Spain's jobless rate grew to 16.3% — up from 15.3 % in the previous quarter — as 355,000 people lost jobs between July and September, the National Statistics Institute said Tuesday.

The total number of people out of work is 3.7 million, according to the institute. Hundreds of thousands more are still on temporary furlough schemes paid by the government.

In its effort to contain the economic nosedive, the Spanish government on Tuesday proposed a 240 billion euro national spending plan for next year that increases subsidies for the poorest, raises pensions, broadens a basic income scheme and provides more funds for the hard-hit health system.

The budget proposal for 2021 is set to be approved Tuesday by ministers in the ruling left-wing coalition and submitted to the European Commission. Then the government faces an uphill battle to obtain parliamentary approval with necessary support from rival parties.

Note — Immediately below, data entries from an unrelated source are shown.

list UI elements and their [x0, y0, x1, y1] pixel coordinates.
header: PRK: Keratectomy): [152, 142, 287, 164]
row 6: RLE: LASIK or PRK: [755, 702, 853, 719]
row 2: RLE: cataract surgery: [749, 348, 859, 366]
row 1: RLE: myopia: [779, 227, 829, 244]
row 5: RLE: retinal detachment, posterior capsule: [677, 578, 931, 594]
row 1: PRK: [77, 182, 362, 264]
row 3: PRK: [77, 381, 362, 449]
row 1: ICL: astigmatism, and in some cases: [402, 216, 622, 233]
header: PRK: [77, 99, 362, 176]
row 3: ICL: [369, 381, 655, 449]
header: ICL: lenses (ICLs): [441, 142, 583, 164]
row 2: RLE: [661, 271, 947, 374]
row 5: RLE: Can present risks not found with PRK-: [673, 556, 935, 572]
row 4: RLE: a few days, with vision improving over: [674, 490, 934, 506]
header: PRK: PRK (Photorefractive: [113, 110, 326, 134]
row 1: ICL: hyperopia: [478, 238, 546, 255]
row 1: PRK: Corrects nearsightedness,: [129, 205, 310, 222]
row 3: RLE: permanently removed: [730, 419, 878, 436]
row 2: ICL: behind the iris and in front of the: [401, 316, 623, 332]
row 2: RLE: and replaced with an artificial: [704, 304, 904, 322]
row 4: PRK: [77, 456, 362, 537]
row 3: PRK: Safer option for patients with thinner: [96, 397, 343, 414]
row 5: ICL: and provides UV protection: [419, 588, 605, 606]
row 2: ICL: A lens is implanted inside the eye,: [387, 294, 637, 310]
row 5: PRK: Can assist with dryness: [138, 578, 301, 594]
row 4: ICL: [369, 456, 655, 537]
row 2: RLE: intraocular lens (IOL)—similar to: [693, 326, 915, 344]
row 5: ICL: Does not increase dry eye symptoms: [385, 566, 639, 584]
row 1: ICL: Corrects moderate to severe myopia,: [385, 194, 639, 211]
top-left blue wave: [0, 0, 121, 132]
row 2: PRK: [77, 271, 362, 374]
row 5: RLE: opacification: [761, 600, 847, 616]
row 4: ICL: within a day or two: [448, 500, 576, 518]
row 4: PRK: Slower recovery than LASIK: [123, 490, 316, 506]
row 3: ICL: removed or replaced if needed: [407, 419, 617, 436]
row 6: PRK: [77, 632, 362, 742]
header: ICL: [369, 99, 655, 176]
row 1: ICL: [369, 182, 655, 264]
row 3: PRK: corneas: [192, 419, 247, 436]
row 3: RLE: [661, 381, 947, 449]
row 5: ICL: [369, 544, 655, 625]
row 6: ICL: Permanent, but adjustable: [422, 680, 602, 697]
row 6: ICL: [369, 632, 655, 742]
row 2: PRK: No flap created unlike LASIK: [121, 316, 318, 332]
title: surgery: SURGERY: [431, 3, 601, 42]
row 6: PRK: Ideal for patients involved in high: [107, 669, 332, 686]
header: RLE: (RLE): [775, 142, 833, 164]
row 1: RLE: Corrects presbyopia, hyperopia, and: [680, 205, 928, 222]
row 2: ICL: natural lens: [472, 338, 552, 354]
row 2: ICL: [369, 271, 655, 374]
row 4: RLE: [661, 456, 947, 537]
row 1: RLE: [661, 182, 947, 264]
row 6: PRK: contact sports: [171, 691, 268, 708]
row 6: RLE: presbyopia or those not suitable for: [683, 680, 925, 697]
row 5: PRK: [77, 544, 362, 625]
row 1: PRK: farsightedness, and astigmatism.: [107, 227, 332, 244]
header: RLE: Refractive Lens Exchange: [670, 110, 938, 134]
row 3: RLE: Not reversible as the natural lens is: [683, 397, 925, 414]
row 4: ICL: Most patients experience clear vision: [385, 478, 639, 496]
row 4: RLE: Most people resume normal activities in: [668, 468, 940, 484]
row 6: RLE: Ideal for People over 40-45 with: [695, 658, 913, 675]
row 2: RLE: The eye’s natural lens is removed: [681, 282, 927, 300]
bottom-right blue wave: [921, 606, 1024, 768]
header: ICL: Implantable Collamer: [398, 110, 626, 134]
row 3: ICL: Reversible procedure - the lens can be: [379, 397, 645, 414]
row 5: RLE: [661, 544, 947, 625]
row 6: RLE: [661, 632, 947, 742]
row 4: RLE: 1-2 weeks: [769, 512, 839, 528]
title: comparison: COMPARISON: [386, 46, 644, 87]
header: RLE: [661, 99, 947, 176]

Spanish Prime Minister Pedro Sánchez, a Socialist, called the budget proposal “ambitious” and “progressive,” focused on “rebuilding what the crisis of the pandemic has taken from us.”

Deputy Prime Minister Pablo Iglesias, head of the far-left partner United We Can (Unidas Podemos) in the ruling coalition, said that large companies and wealthy people will be taxed further to fund increased spending on social issues.

“We are opening a new era that leaves behind the neoliberal times of austerity and cuts,” Iglesias said, adding that Spain’s new path will be “one of recovery of labor and social rights, of reinforcing what’s public.”

Some of the investment will require policy shifts and legal changes.

Spain has said that it wants to use all 140 billion euros that the European Union earmarked from its massive coronavirus recovery fund to create 800,000 jobs over the next three years.

But the government says it will first use grants, roughly half of the allocated money, and make use of the low-interest loans for the 2024-2026 period. The 2021 spending plan includes the first 27 billion euro from the EU’s fund expected to arrive in Spain.

The proposal is based on the expectation that Spain’s economy will grow 7.2% next year. The International Monetary Fund expects GDP to sink more than 12.8% this year, more than any other developed economy.